MPT-PE obtém condenação de empresa de terceirização que deixou de contratar 24 aprendizes
O Ministério Público do Trabalho em Pernambuco (MPT-PE) obteve decisão favorável em Ação Civil Pública (ACP) ajuizada contra a J M C Serviços e Terceirizações - Eireli por descumprimento da cota legal de aprendizagem profissional. A sentença, proferida pela 2ª Vara do Trabalho de Caruaru, condenou a empresa ao pagamento de indenização por dano moral coletivo no valor de R$ 50 mil, a ser revertido ao Fundo de Amparo ao Trabalhador (FAT).
A atuação do MPT-PE teve início após fiscalização da Auditoria-Fiscal do Trabalho, que constatou que a empresa não havia contratado nenhum dos 24 aprendizes exigidos pela legislação. Mesmo após ser notificada, em janeiro de 2025, e autuada, em março do mesmo ano, a J M C Serviços e Terceirizações não regularizou a situação.
Diante da persistência da irregularidade, o MPT-PE ajuizou a ação em outubro de 2025. Em decisão liminar, a Justiça do Trabalho determinou que a empresa comprovasse, no prazo de 30 dias, o preenchimento da cota mínima de aprendizagem. As contratações foram iniciadas somente em novembro daquele ano, após a intervenção judicial.
Como a empresa regularizou a situação no decorrer do processo, a Justiça do Trabalho considerou desnecessária a imposição de uma nova ordem para obrigá-la a contratar aprendizes. A adequação tardia, no entanto, não afastou o dever de reparar o dano causado à coletividade durante o período de descumprimento.
Segundo a sentença, a contratação de aprendizes é uma obrigação de interesse público, voltada à profissionalização de adolescentes e jovens, à inclusão protegida no mundo do trabalho e ao enfrentamento do trabalho infantil e da evasão escolar. Ao deixar de preencher as vagas, a empresa impediu o acesso desse público a oportunidades de qualificação e de primeiro emprego protegido.

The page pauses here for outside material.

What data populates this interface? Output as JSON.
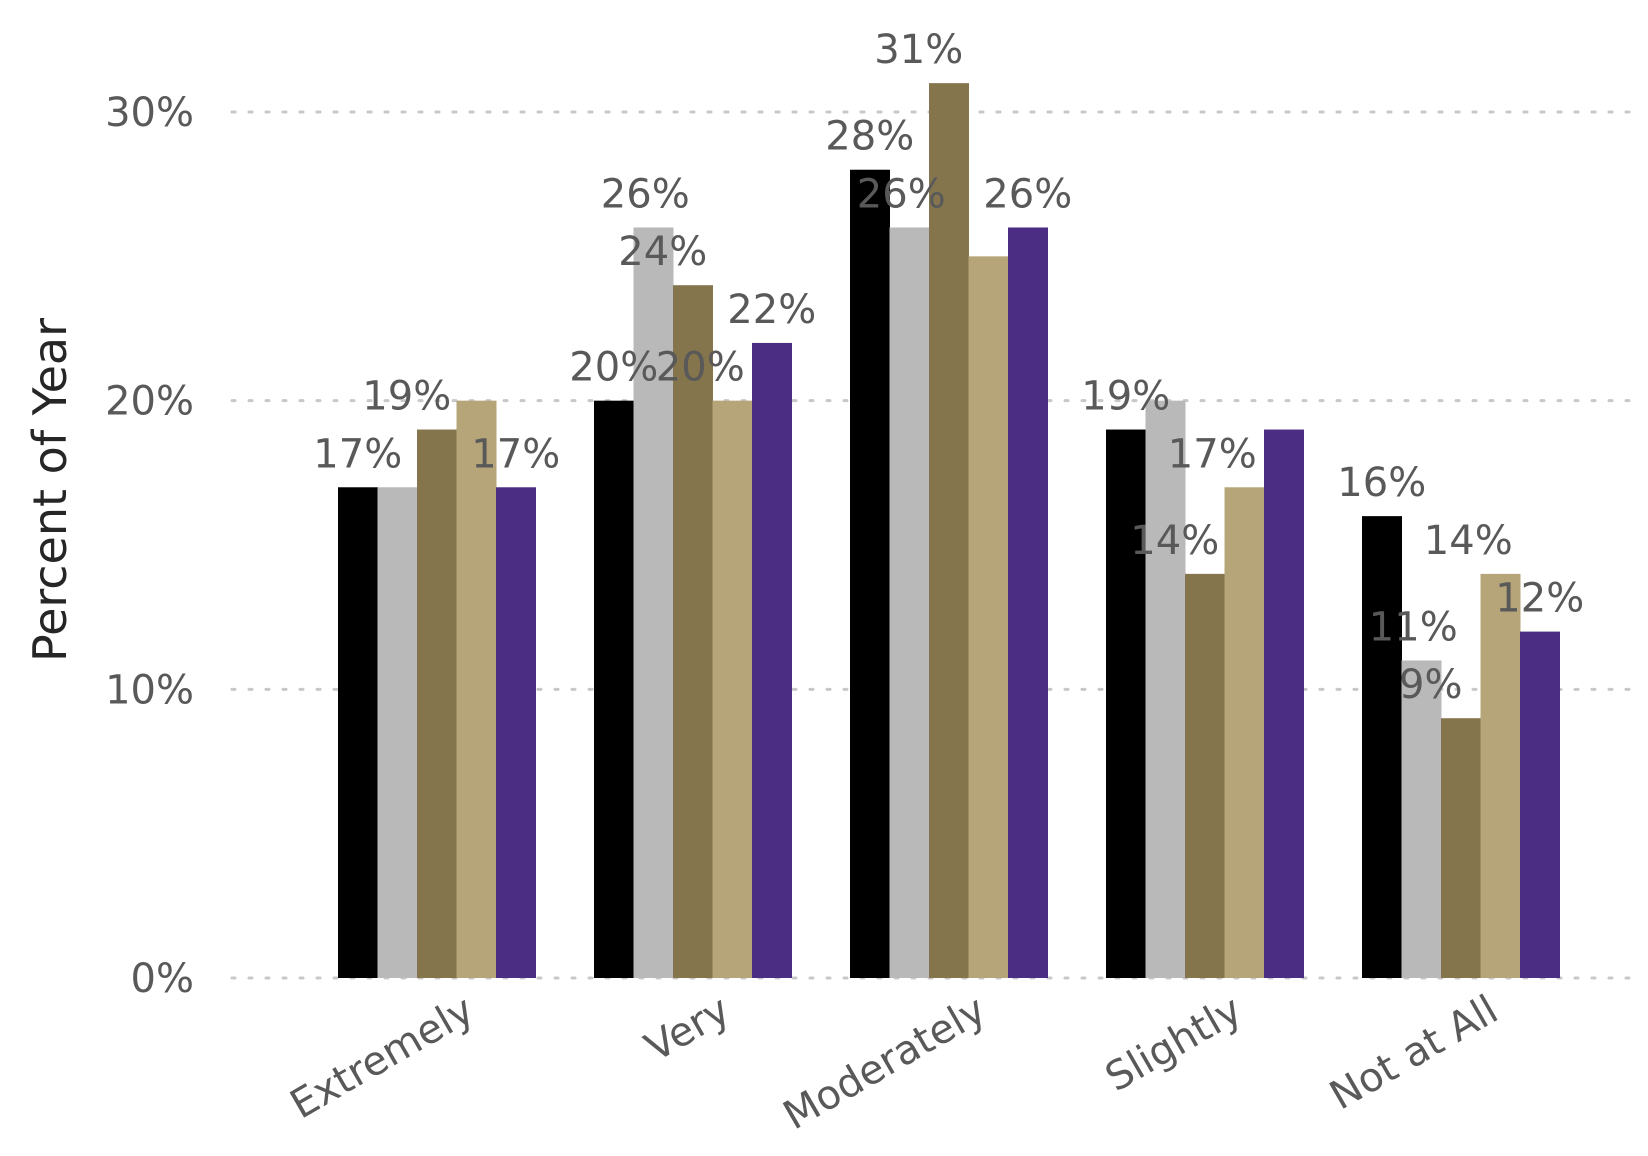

O juiz Armando da Cunha Rabelo Neto também não aceitou o argumento de que a empresa teria enfrentado dificuldades para encontrar pessoas interessadas ou cursos compatíveis com suas atividades. De acordo com a decisão, não foram apresentadas provas suficientes de tentativas concretas e contínuas para cumprir a obrigação antes da fiscalização.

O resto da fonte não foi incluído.